Roads and roadless

Published April 1, 2000

The drive to keep the American public out of public lands is picking up speed as the Clinton-Gore administration seeks ways to close off even more than the 60 million-plus acres already classified as roadless (see accompanying chart).

The Clinton-Gore strategy includes four key elements:

  • a broad and nebulous definition of “roadless”;
  • planned destruction and suspended maintenance of many roads, thereby making more areas “roadless”;
  • banning “off-road” travel; and
  • increasing restrictions on timber harvest–already reduced by 75 to 90 percent, virtually starving out many forest communities–and reductions in mining.

Forest Service Chief Mike Dombeck has issued press releases claiming he will maintain the multi-use policies of past successful forest management. But property rights groups, including People for the USA and the American Land Rights Alliance, warn that the Clinton-Gore plan virtually mandates reductions in, and in some cases elimination of, human activities in the forests.

Dombeck’s own statements, made in a less-guarded setting than a formal press release, seem to prove this view correct.

The San Francisco Chronicle reported on January 26 that Dombeck told the Commonwealth Club of California that the 383,000 miles of roads crisscrossing National Forests and grasslands once were considered essential for implementing the agency’s “multiple-use” of encouraging mining, logging, grazing and recreation.

But today, Dombeck asserted, public sentiment has changed. “We’re moving from an era where roads were considered a capital improvement to now, when they are considered a liability.”

While noting the agency has enough money to maintain only 17 percent of its roads, Dombeck failed to mention that this is largely due to his own policy initiatives, which have cut logging revenues by 75 percent.

Road repair no longer a priority

Arbitrary shifts in forest management policy, however, may not be within the Forest Service’s authority. In 1960, Congress passed the Multiple-Use, Sustained-Yield Act, which established that National Forests must be “managed for recreation, range, timber watershed, wildlife, and fish purposes.”

Nevertheless, many existing forest roads are being allowed to fall into such a sorry state of disrepair they have become unusable–even when local citizens offer to repair them at their own expense.

The most dramatic example to date of the Forest Service’s desire to allow roads to become unusable–regardless of cost or residents’ wishes–continues in the Humboldt-Toiybee National Forest, near Elko, Nevada, as we go to press.

When a section of the Jarbridge Road–a dirt road leading to a trailhead and several prized fishing and camping sites–washed out in 1995, the Forest Service refused to repair it, claiming such repairs would cause excessive run-off.

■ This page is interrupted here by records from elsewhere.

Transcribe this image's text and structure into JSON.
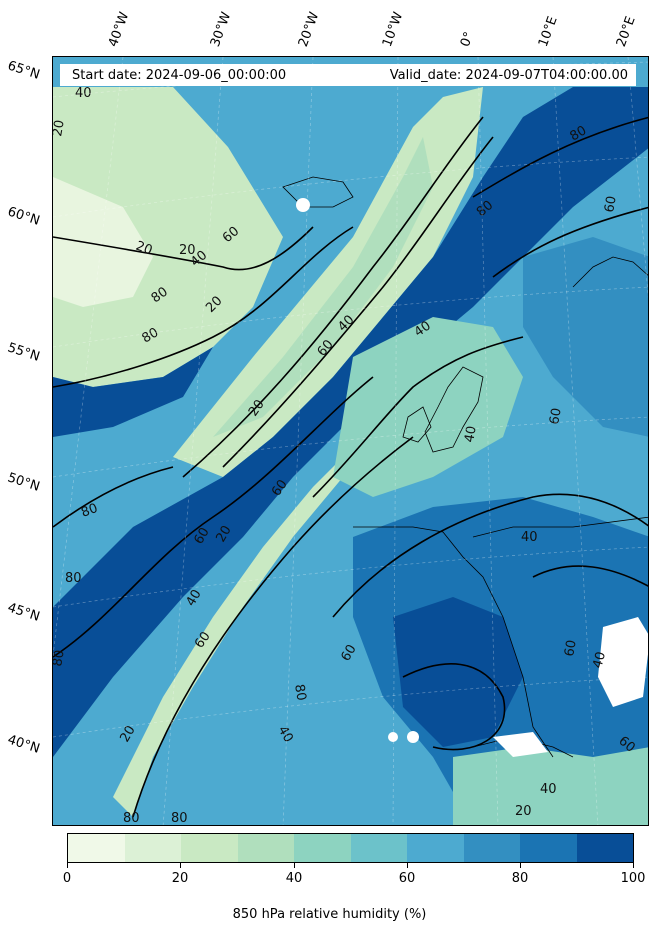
{
  "header": {
    "start_date": "Start date: 2024-09-06_00:00:00",
    "valid_date": "Valid_date: 2024-09-07T04:00:00.00"
  },
  "lon_labels": [
    "40°W",
    "30°W",
    "20°W",
    "10°W",
    "0°",
    "10°E",
    "20°E"
  ],
  "lat_labels": [
    "65°N",
    "60°N",
    "55°N",
    "50°N",
    "45°N",
    "40°N"
  ],
  "contour_labels": [
    "40",
    "20",
    "20",
    "20",
    "40",
    "60",
    "80",
    "20",
    "80",
    "40",
    "60",
    "80",
    "60",
    "20",
    "80",
    "40",
    "60",
    "80",
    "60",
    "20",
    "40",
    "80",
    "60",
    "40",
    "60",
    "80",
    "20",
    "80",
    "80",
    "40",
    "60",
    "80",
    "40",
    "60",
    "40",
    "60",
    "40",
    "20"
  ],
  "colorbar": {
    "label": "850 hPa relative humidity (%)",
    "ticks": [
      "0",
      "20",
      "40",
      "60",
      "80",
      "100"
    ],
    "levels": [
      0,
      10,
      20,
      30,
      40,
      50,
      60,
      70,
      80,
      90,
      100
    ],
    "colors": [
      "#f0f9e8",
      "#dcf1d6",
      "#c9e9c3",
      "#b0dfbd",
      "#8dd3c0",
      "#6cc2ca",
      "#4daad0",
      "#338fc1",
      "#1b74b3",
      "#084e97"
    ]
  },
  "map": {
    "ocean_base_color": "#4daad0",
    "coastline_color": "#000000",
    "contour_color": "#000000"
  }
}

Under increasing pressure to repair the road, Interior Secretary Bruce Babbitt declared the bull trout, which lives in the Jarbridge River, a “threatened species.” The Forest Service seized on that designation–which by law required no evidence or scientific proof–as justification for its continued refusal to repair the washout.

In late January, protesters in everything from horse-drawn wagons to off-road vehicles carried 10,000 shovels through Elko to demonstrate their determination to repair the road at their own expense and with their own labor. Reportedly, over 3,000 people in the town of little more than 8,000 lined the parade route. Some carried signs that said “Stop Clinton’s War on the West.”

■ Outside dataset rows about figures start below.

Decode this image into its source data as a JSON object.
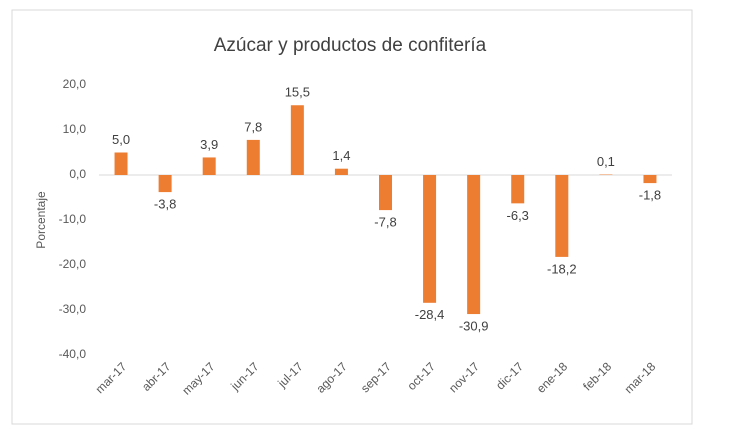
{
  "chart_data": {
    "type": "bar",
    "title": "Azúcar y productos de confitería",
    "y_label": "Porcentaje",
    "categories": [
      "mar-17",
      "abr-17",
      "may-17",
      "jun-17",
      "jul-17",
      "ago-17",
      "sep-17",
      "oct-17",
      "nov-17",
      "dic-17",
      "ene-18",
      "feb-18",
      "mar-18"
    ],
    "values": [
      5.0,
      -3.8,
      3.9,
      7.8,
      15.5,
      1.4,
      -7.8,
      -28.4,
      -30.9,
      -6.3,
      -18.2,
      0.1,
      -1.8
    ],
    "value_labels": [
      "5,0",
      "-3,8",
      "3,9",
      "7,8",
      "15,5",
      "1,4",
      "-7,8",
      "-28,4",
      "-30,9",
      "-6,3",
      "-18,2",
      "0,1",
      "-1,8"
    ],
    "color": "#ed7d31",
    "ylim": [
      -40,
      20
    ],
    "yticks": [
      {
        "value": 20,
        "label": "20,0"
      },
      {
        "value": 10,
        "label": "10,0"
      },
      {
        "value": 0,
        "label": "0,0"
      },
      {
        "value": -10,
        "label": "-10,0"
      },
      {
        "value": -20,
        "label": "-20,0"
      },
      {
        "value": -30,
        "label": "-30,0"
      },
      {
        "value": -40,
        "label": "-40,0"
      }
    ],
    "grid": false
  }
}
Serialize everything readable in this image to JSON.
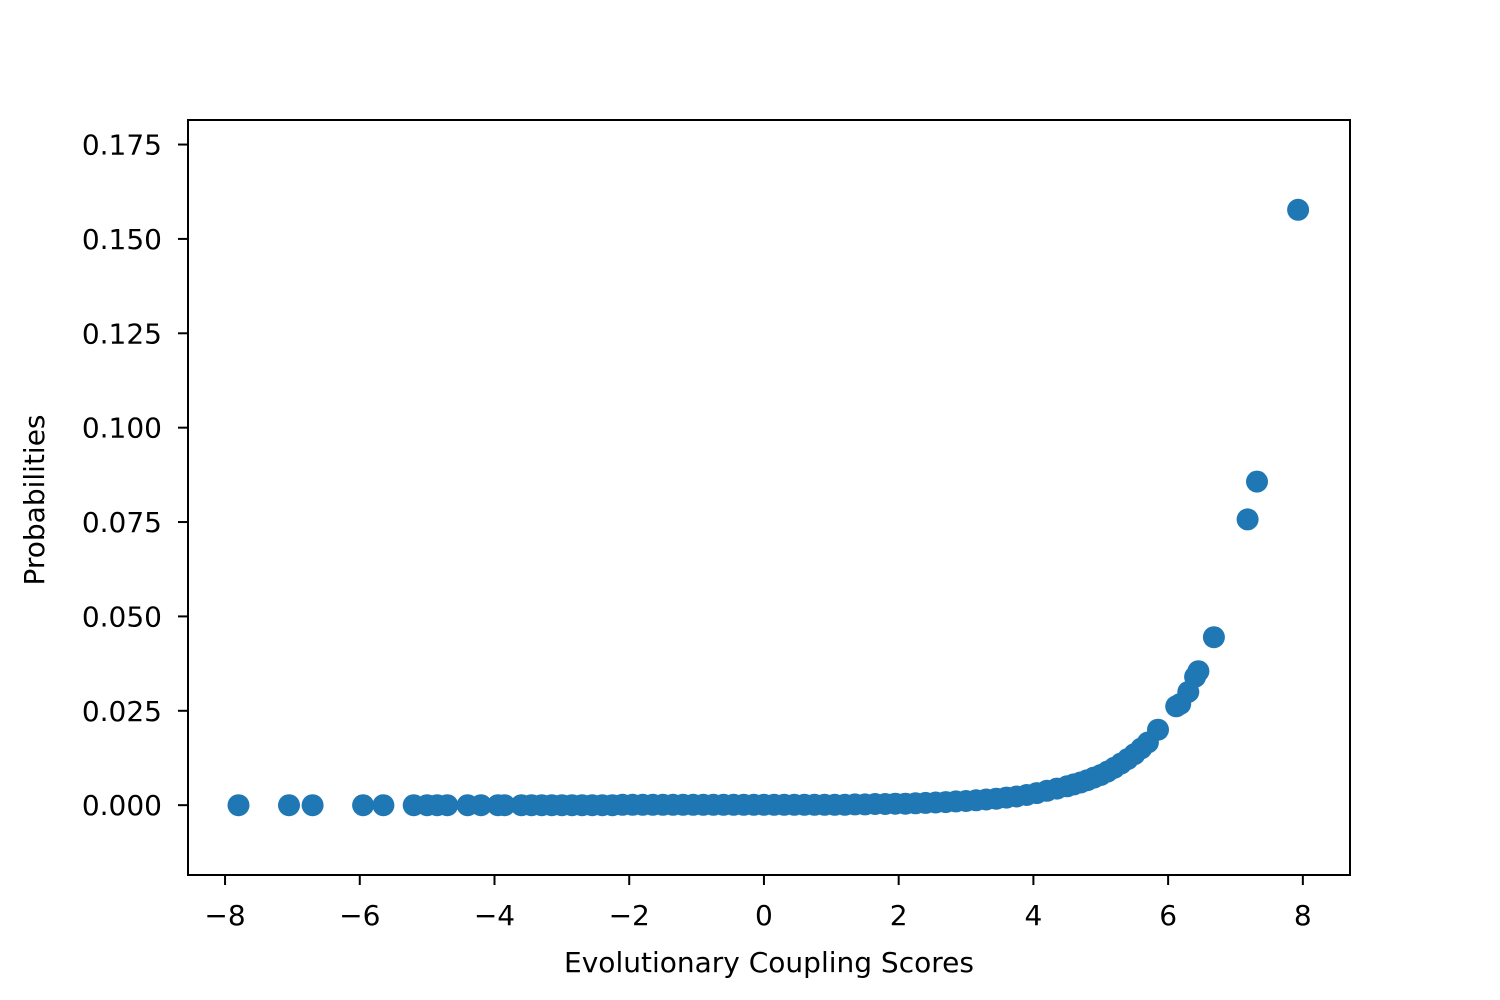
{
  "chart_data": {
    "type": "scatter",
    "title": "",
    "xlabel": "Evolutionary Coupling Scores",
    "ylabel": "Probabilities",
    "xlim": [
      -8.55,
      8.7
    ],
    "ylim": [
      -0.0185,
      0.1815
    ],
    "xticks": [
      -8,
      -6,
      -4,
      -2,
      0,
      2,
      4,
      6,
      8
    ],
    "xtick_labels": [
      "−8",
      "−6",
      "−4",
      "−2",
      "0",
      "2",
      "4",
      "6",
      "8"
    ],
    "yticks": [
      0.0,
      0.025,
      0.05,
      0.075,
      0.1,
      0.125,
      0.15,
      0.175
    ],
    "ytick_labels": [
      "0.000",
      "0.025",
      "0.050",
      "0.075",
      "0.100",
      "0.125",
      "0.150",
      "0.175"
    ],
    "grid": false,
    "marker_color": "#1f77b4",
    "series": [
      {
        "x": [
          -7.8,
          -7.05,
          -6.7,
          -5.95,
          -5.65,
          -5.2,
          -5.0,
          -4.85,
          -4.7,
          -4.4,
          -4.2,
          -3.95,
          -3.85,
          -3.6,
          -3.45,
          -3.3,
          -3.15,
          -3.0,
          -2.85,
          -2.7,
          -2.55,
          -2.4,
          -2.25,
          -2.1,
          -1.95,
          -1.8,
          -1.65,
          -1.5,
          -1.35,
          -1.2,
          -1.05,
          -0.9,
          -0.75,
          -0.6,
          -0.45,
          -0.3,
          -0.15,
          0.0,
          0.15,
          0.3,
          0.45,
          0.6,
          0.75,
          0.9,
          1.05,
          1.2,
          1.35,
          1.5,
          1.65,
          1.8,
          1.95,
          2.1,
          2.25,
          2.4,
          2.55,
          2.7,
          2.85,
          3.0,
          3.15,
          3.3,
          3.45,
          3.6,
          3.75,
          3.9,
          4.05,
          4.2,
          4.35,
          4.5,
          4.6,
          4.7,
          4.8,
          4.9,
          5.0,
          5.1,
          5.2,
          5.3,
          5.4,
          5.5,
          5.6,
          5.7,
          5.85,
          6.12,
          6.18,
          6.3,
          6.4,
          6.45,
          6.68,
          7.18,
          7.32,
          7.93
        ],
        "y": [
          0.0,
          0.0,
          0.0,
          0.0,
          0.0,
          0.0,
          0.0,
          0.0,
          0.0,
          0.0,
          0.0,
          0.0,
          0.0,
          0.0,
          0.0,
          0.0,
          0.0,
          0.0,
          0.0,
          0.0,
          0.0,
          0.0,
          0.0,
          0.0001,
          0.0001,
          0.0001,
          0.0001,
          0.0001,
          0.0001,
          0.0001,
          0.0001,
          0.0001,
          0.0001,
          0.0001,
          0.0001,
          0.0001,
          0.0001,
          0.0001,
          0.0001,
          0.0001,
          0.0001,
          0.0001,
          0.0001,
          0.0001,
          0.0001,
          0.0001,
          0.0002,
          0.0002,
          0.0003,
          0.0003,
          0.0004,
          0.0004,
          0.0005,
          0.0006,
          0.0007,
          0.0008,
          0.001,
          0.0011,
          0.0013,
          0.0015,
          0.0017,
          0.002,
          0.0023,
          0.0027,
          0.0032,
          0.0038,
          0.0044,
          0.005,
          0.0055,
          0.006,
          0.0066,
          0.0073,
          0.008,
          0.0089,
          0.0099,
          0.011,
          0.0122,
          0.0135,
          0.015,
          0.0166,
          0.02,
          0.0262,
          0.0268,
          0.03,
          0.034,
          0.0355,
          0.0445,
          0.0757,
          0.0857,
          0.1577
        ]
      }
    ]
  }
}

“We have learned we must stand together, shoulder to shoulder, to defeat those who would destroy our way of life and the West as we know it,” John Carpenter, an Elko state assemblyman, told the demonstrators.

Governor Kenny Guinn agreed. In a letter to Carpenter, he wrote, “Since the vast majority of the public lands are in the West, perhaps the bureaucrats in Washington, DC, simply don’t understand the impact their decisions have on our western way of life.” Guinn added, “Sometimes the only way to get their attention is to stand up for our rights.”

In the face of overwhelming support from local residents and state government for reopening Jarbridge Road, the Clinton-Gore administration has stood firm, and its Forest Service continues to stand in the way of repairing the road.

Off-highway vehicles targeted, too

While Forest Service Deputy Chief Chris Wood told Environment & Climate News last fall that the service had not yet decided on the definition of a “roadless area,” it now appears to have fallen back on a 1977 definition, which says roadless areas are those “within which there are no improved roads maintained for travel by means of motorized vehicles intended for highway use.” That definition clearly would exclude roads used for timber, mining, and four-wheel drive recreation, as well as “unimproved” trails.

Nevertheless, the Clinton-Gore administration continues to pursue efforts that would prevent forest access by off-highway vehicles. Wood has told his forest supervisors to limit off-highway vehicles to strictly designated areas. The Bureau of Land Management has announced a similar policy, blaming the increased use of such vehicles on “urban sprawl,” according to a BLM press release. The Associated Press, by contrast, has reported that industry and some government authorities attribute the increased use of off-highway vehicles to a booming economy, technical advances that have improved their performance, and an aging population that increasingly relies on them to access difficult-to-reach wilderness areas.